The new research by Panos Athanasopoulos, Professor of Linguistics and English language at Lancaster University, has found that bilinguals think and behave like two different people, depending on the language context they are operating in.

Bilingual speakers can also switch flexibly between the two different mental states, and this gives them an advantage over people who only speak one language, the research has shown.

Professor Athanasopoulos said: “Our research looked at people who can speak both English and German, and showed that bilinguals think and behave like two different people, depending on the language they are using.

“We found that speaking different languages affected people’s memory of events, and impacted on the way they would carry out simple tasks.

“Our findings show that if you asked someone a question in English, and then repeated the same question in German, it’s very likely they would give completely different answers.

“Fluent German-English bilinguals categorise events according to the vocabulary constraints of the language in which they are speaking. In German, speakers tend to focus on the beginnings, middles, and ends of events. In English, speakers often leave out the endpoints and focus in on the action.

The research involved showing bilinguals video-clips of people completing everyday tasks, like walking from a supermarket and getting into a car, and asking them to describe what they saw.

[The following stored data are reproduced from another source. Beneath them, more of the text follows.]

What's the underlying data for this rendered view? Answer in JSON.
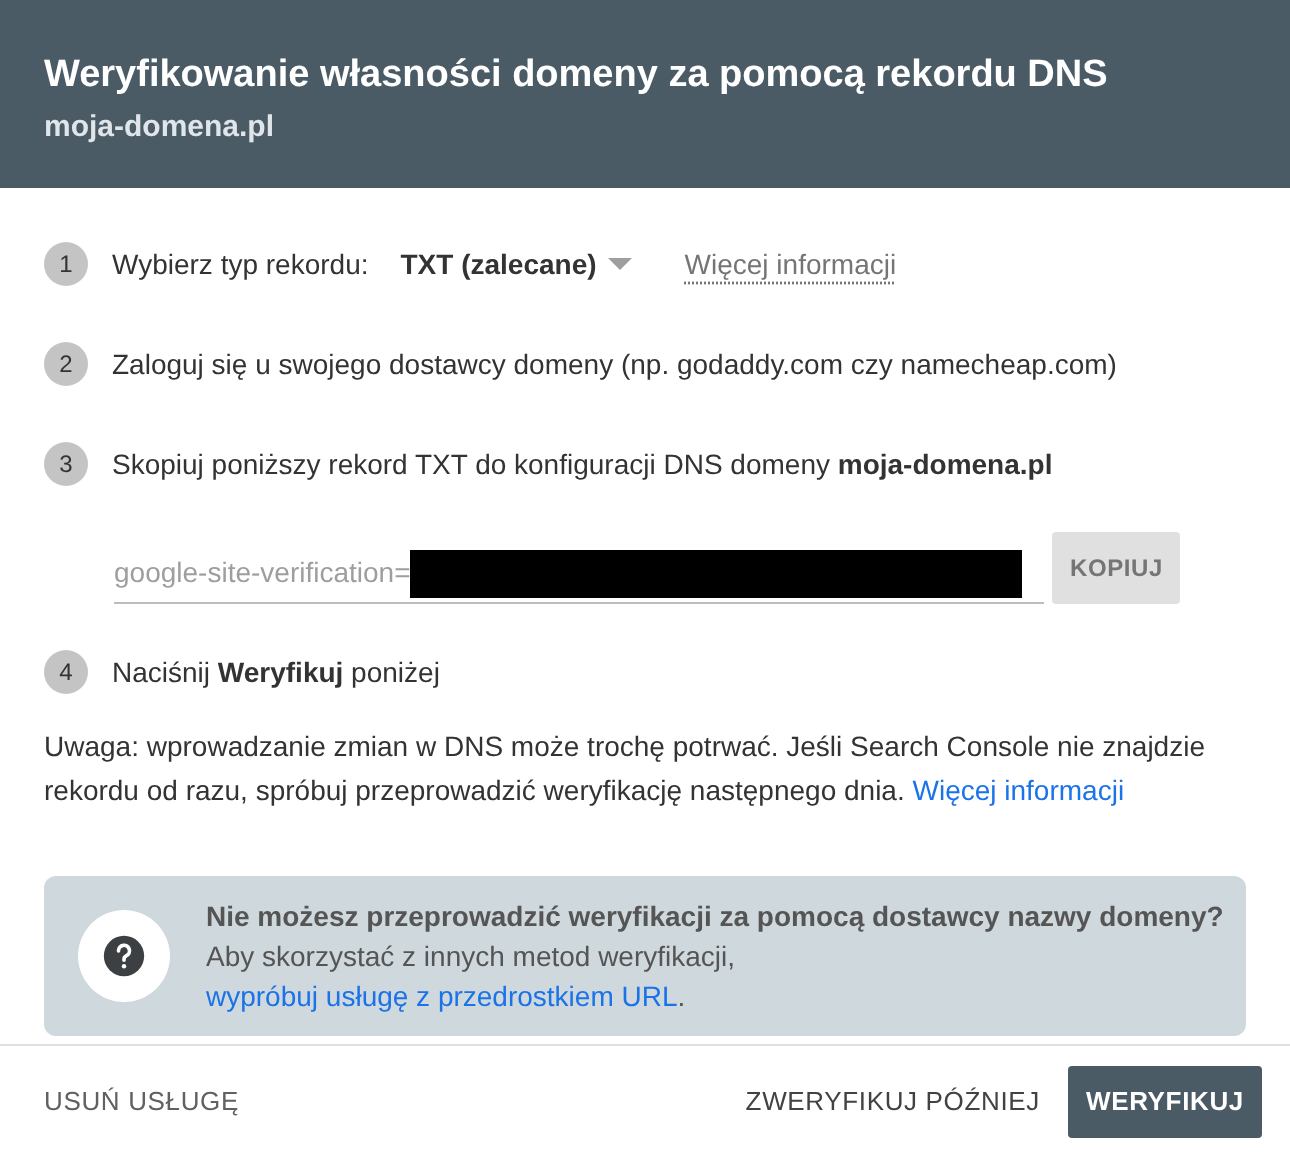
{
  "dialog": {
    "title": "Weryfikowanie własności domeny za pomocą rekordu DNS",
    "subtitle": "moja-domena.pl"
  },
  "steps": [
    {
      "kind": "select",
      "number": "1",
      "label": "Wybierz typ rekordu:",
      "select_value": "TXT (zalecane)",
      "link": "Więcej informacji"
    },
    {
      "kind": "text",
      "number": "2",
      "text": "Zaloguj się u swojego dostawcy domeny (np. godaddy.com czy namecheap.com)"
    },
    {
      "kind": "text",
      "number": "3",
      "text": "Skopiuj poniższy rekord TXT do konfiguracji DNS domeny **moja-domena.pl**"
    },
    {
      "kind": "record",
      "prefix": "google-site-verification=",
      "button": "KOPIUJ"
    },
    {
      "kind": "text",
      "number": "4",
      "text": "Naciśnij **Weryfikuj** poniżej"
    }
  ],
  "note": {
    "text": "Uwaga: wprowadzanie zmian w DNS może trochę potrwać. Jeśli Search Console nie znajdzie rekordu od razu, spróbuj przeprowadzić weryfikację następnego dnia.",
    "link": "Więcej informacji"
  },
  "info_box": {
    "title": "Nie możesz przeprowadzić weryfikacji za pomocą dostawcy nazwy domeny?",
    "text": "Aby skorzystać z innych metod weryfikacji,",
    "link": "wypróbuj usługę z przedrostkiem URL",
    "suffix": "."
  },
  "footer": {
    "left_button": "USUŃ USŁUGĘ",
    "secondary_button": "ZWERYFIKUJ PÓŹNIEJ",
    "primary_button": "WERYFIKUJ"
  }
}
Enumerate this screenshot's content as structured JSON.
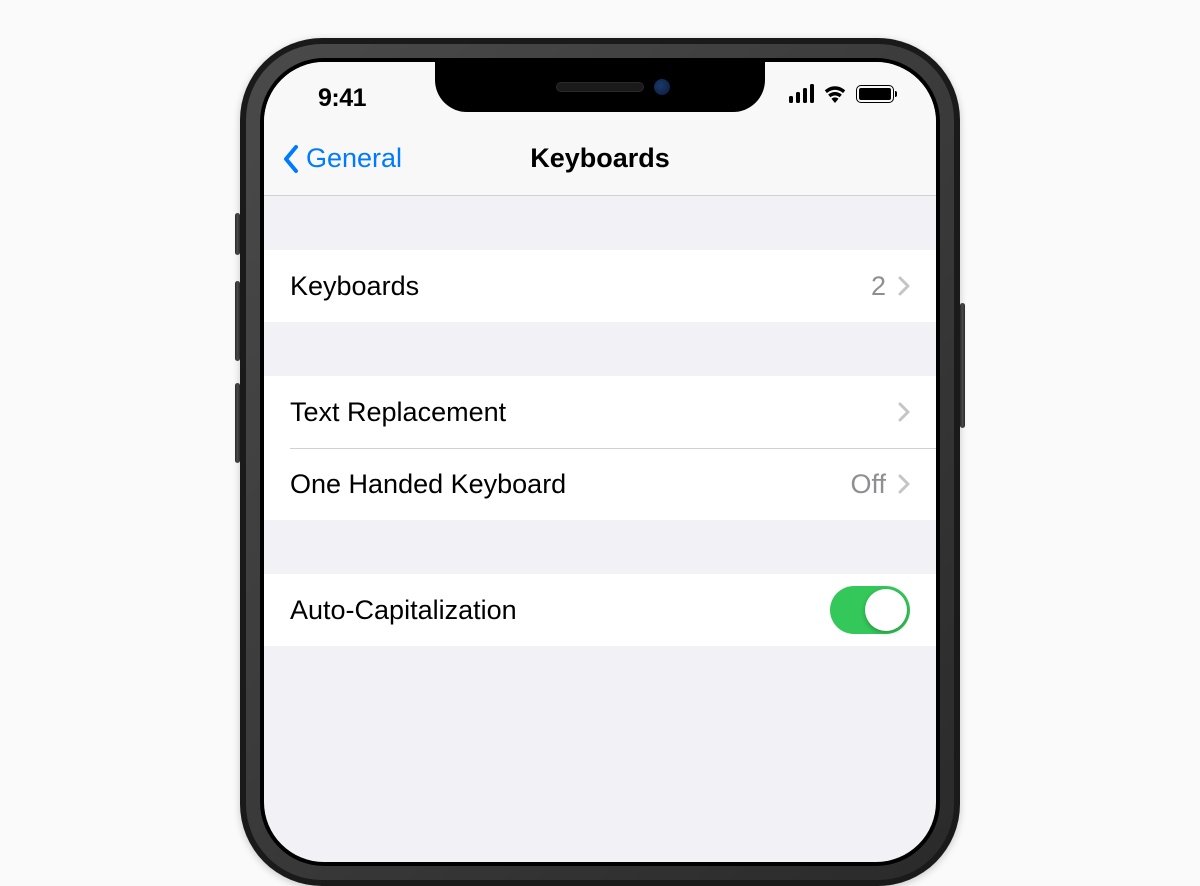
{
  "status": {
    "time": "9:41"
  },
  "nav": {
    "back_label": "General",
    "title": "Keyboards"
  },
  "sections": [
    {
      "rows": [
        {
          "label": "Keyboards",
          "value": "2",
          "disclosure": true
        }
      ]
    },
    {
      "rows": [
        {
          "label": "Text Replacement",
          "value": "",
          "disclosure": true
        },
        {
          "label": "One Handed Keyboard",
          "value": "Off",
          "disclosure": true
        }
      ]
    },
    {
      "rows": [
        {
          "label": "Auto-Capitalization",
          "toggle": true,
          "toggle_on": true
        }
      ]
    }
  ]
}
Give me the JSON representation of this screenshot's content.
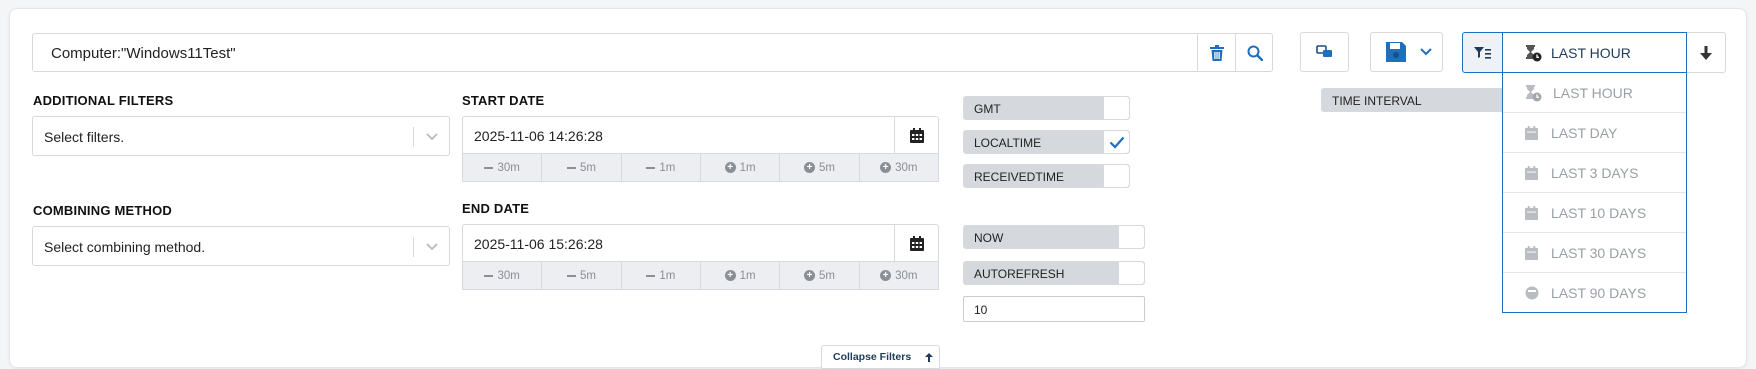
{
  "search": {
    "value": "Computer:\"Windows11Test\""
  },
  "filters": {
    "additional_label": "ADDITIONAL FILTERS",
    "additional_placeholder": "Select filters.",
    "combining_label": "COMBINING METHOD",
    "combining_placeholder": "Select combining method."
  },
  "start": {
    "label": "START DATE",
    "value": "2025-11-06 14:26:28",
    "steps": [
      "30m",
      "5m",
      "1m",
      "1m",
      "5m",
      "30m"
    ]
  },
  "end": {
    "label": "END DATE",
    "value": "2025-11-06 15:26:28",
    "steps": [
      "30m",
      "5m",
      "1m",
      "1m",
      "5m",
      "30m"
    ]
  },
  "toggles": {
    "gmt": "GMT",
    "localtime": "LOCALTIME",
    "receivedtime": "RECEIVEDTIME",
    "now": "NOW",
    "autorefresh": "AUTOREFRESH",
    "time_interval": "TIME INTERVAL"
  },
  "states": {
    "gmt": false,
    "localtime": true,
    "receivedtime": false,
    "now": false,
    "autorefresh": false
  },
  "refresh_value": "10",
  "time_range": {
    "selected": "LAST HOUR",
    "options": [
      "LAST HOUR",
      "LAST DAY",
      "LAST 3 DAYS",
      "LAST 10 DAYS",
      "LAST 30 DAYS",
      "LAST 90 DAYS"
    ]
  },
  "collapse_label": "Collapse Filters",
  "colors": {
    "accent": "#1f6fbf",
    "toggle_bg": "#d5d8dd",
    "muted": "#9aa0a7"
  }
}
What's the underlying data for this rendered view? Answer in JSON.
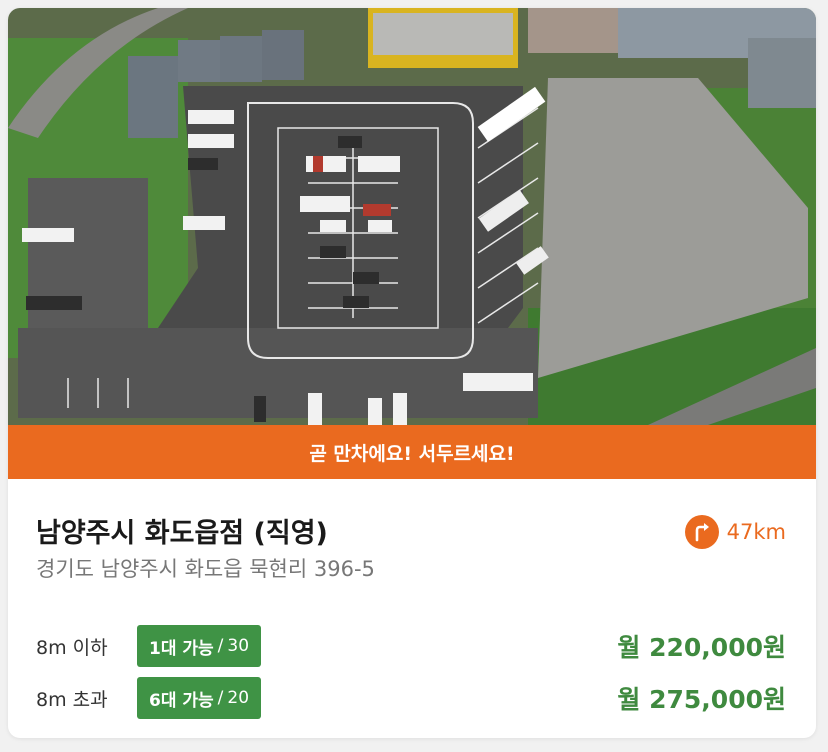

When speaking English the participants zoomed in and focused on specific actions, describing the clip as a ‘woman is walking’. Whereas when speaking German, the participants tended to zoom out and describe the complete action – they would recall the woman leaving the supermarket and getting into her car.

Professor Athanasopoulos explained: “The results show that language clearly has a big effect on what we notice and how we see the world around us, and there is no doubt that language shapes our thinking.”

The research has also shown that bilinguals’ second language is always active in the background, and it gives them a “brain boost”, as they become trained to think more effectively and switch between the two languages.

Professor Athanasopoulos’ research, which has just been published in the journal Psychological Science, was undertaken in England and Germany, and compared groups of German and English undergraduate students. Some students only spoke their native tongue, while others spoke both German and English. Comparing groups of students ruled out the possibility that culture, rather than language, affected the way the participants saw the world.